While these drugs do treatment inflammation but not bone changes, Dr. Weisman considers them to be a "boon patients with ankylosing spondylitis."

What is the SAA doing?
The Spondylitis Association of America is actively involved in helping physicians make early diagnoses of AS through a research study to develop a screening tool that identifies people at risk for the disease.

In this case, the tool is actually a questionnaire that will help to differentiate back pain caused by AS from other causes of back pain. At the conclusion of the two-year study, which began in 20[00?], the questionnaire will be available on the Internet for those searching for the cause of their pain.
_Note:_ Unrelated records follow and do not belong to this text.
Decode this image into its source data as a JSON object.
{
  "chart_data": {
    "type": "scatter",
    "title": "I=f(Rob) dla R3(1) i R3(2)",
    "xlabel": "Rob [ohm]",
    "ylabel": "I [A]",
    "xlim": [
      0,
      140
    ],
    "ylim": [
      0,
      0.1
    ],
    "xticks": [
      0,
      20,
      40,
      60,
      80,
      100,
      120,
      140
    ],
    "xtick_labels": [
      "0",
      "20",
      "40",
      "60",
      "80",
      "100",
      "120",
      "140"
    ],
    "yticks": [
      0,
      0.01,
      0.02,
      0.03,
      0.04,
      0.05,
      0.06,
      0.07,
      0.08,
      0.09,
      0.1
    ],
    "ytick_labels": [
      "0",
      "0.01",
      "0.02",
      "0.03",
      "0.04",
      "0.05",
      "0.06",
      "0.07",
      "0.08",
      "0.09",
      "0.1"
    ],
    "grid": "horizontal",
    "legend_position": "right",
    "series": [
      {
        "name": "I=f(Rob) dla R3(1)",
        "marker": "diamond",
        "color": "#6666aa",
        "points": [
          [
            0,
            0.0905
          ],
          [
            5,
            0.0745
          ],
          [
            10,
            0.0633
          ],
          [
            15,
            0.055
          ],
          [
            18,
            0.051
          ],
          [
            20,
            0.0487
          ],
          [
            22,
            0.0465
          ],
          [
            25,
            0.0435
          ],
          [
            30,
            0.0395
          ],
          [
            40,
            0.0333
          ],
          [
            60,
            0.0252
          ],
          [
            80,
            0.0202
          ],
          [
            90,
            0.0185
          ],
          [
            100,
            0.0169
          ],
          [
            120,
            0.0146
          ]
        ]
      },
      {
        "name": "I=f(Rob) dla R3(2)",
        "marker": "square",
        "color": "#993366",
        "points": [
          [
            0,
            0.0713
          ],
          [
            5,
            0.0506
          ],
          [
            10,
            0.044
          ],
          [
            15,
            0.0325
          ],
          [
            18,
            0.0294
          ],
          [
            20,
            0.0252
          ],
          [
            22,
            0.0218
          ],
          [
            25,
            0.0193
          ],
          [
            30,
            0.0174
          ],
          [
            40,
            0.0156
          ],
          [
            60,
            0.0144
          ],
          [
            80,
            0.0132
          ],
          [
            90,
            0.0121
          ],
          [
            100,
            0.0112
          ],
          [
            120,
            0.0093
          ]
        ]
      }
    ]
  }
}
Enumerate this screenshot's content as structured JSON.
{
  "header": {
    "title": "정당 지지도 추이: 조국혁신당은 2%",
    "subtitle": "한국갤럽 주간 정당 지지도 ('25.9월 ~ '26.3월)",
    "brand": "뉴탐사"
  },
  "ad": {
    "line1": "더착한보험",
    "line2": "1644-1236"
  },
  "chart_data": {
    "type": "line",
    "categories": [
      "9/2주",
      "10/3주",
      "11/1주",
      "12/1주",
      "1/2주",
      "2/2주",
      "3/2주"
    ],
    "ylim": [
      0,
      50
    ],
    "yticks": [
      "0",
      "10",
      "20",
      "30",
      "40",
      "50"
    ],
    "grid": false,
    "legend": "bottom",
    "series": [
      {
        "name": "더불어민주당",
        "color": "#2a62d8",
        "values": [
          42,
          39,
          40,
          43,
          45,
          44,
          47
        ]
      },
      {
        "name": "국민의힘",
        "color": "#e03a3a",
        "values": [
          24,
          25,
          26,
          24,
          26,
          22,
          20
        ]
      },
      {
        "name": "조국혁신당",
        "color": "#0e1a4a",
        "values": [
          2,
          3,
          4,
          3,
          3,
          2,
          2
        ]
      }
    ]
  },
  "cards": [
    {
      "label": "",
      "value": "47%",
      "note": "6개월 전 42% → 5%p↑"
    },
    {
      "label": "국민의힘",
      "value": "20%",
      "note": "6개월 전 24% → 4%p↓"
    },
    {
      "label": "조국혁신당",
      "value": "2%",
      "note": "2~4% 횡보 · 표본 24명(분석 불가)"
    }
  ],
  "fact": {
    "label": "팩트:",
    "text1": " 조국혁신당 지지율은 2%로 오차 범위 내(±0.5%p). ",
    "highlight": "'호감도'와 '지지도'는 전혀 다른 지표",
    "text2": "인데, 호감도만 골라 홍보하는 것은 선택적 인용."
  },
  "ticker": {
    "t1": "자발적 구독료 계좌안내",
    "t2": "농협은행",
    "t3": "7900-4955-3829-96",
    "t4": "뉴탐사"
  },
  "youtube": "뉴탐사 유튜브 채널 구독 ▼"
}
An individual will answer the questionnaire and a score will be generated in real time that states the likelihood of that person having AS or not. Information on the disease and instructions on where to seek help will also be provided. Individuals with high-risk scores can see their physician and obtain further testing, such as genetic testing for the HLA-B27, IL23R and ARTS1 variants and MRI.

"Ultimately, the screening tool will help to identify new cases, greatly improve early diagnosis, encourage care-seeking among patients who learn that they are at risk for AS, provide useful information to patients and physicians, and help raise awareness about AS," said Dr. Weisman, who is the study's principal investigator.

"Shining a light" on early diagnosis
Ankylosing spondylitis is often diagnosed late and under-treated, with traditional therapies providing only symptomatic relief. An earlier diagnosis of the disease based on inflammatory back pain, imaging features, and genetic testing should, said Dr. Weisman, provide a "window of opportunity" to make therapy more definitive. Early diagnosis is important in terms of being able to identify patients before they develop the changes that occur in the spine that limit activity. Diagnosing patients when they fulfill classification criteria is too late, he added, because their joints have already been damaged.

"Early diagnosis [of AS] is close to being made with the development of assessment for inflammatory back pain and the new genes," Dr. Weisman said. "At the very least, it's going to bring people out of the wilderness into a place where you can shine a light on it and treat it and, hopefully, treat it effectively."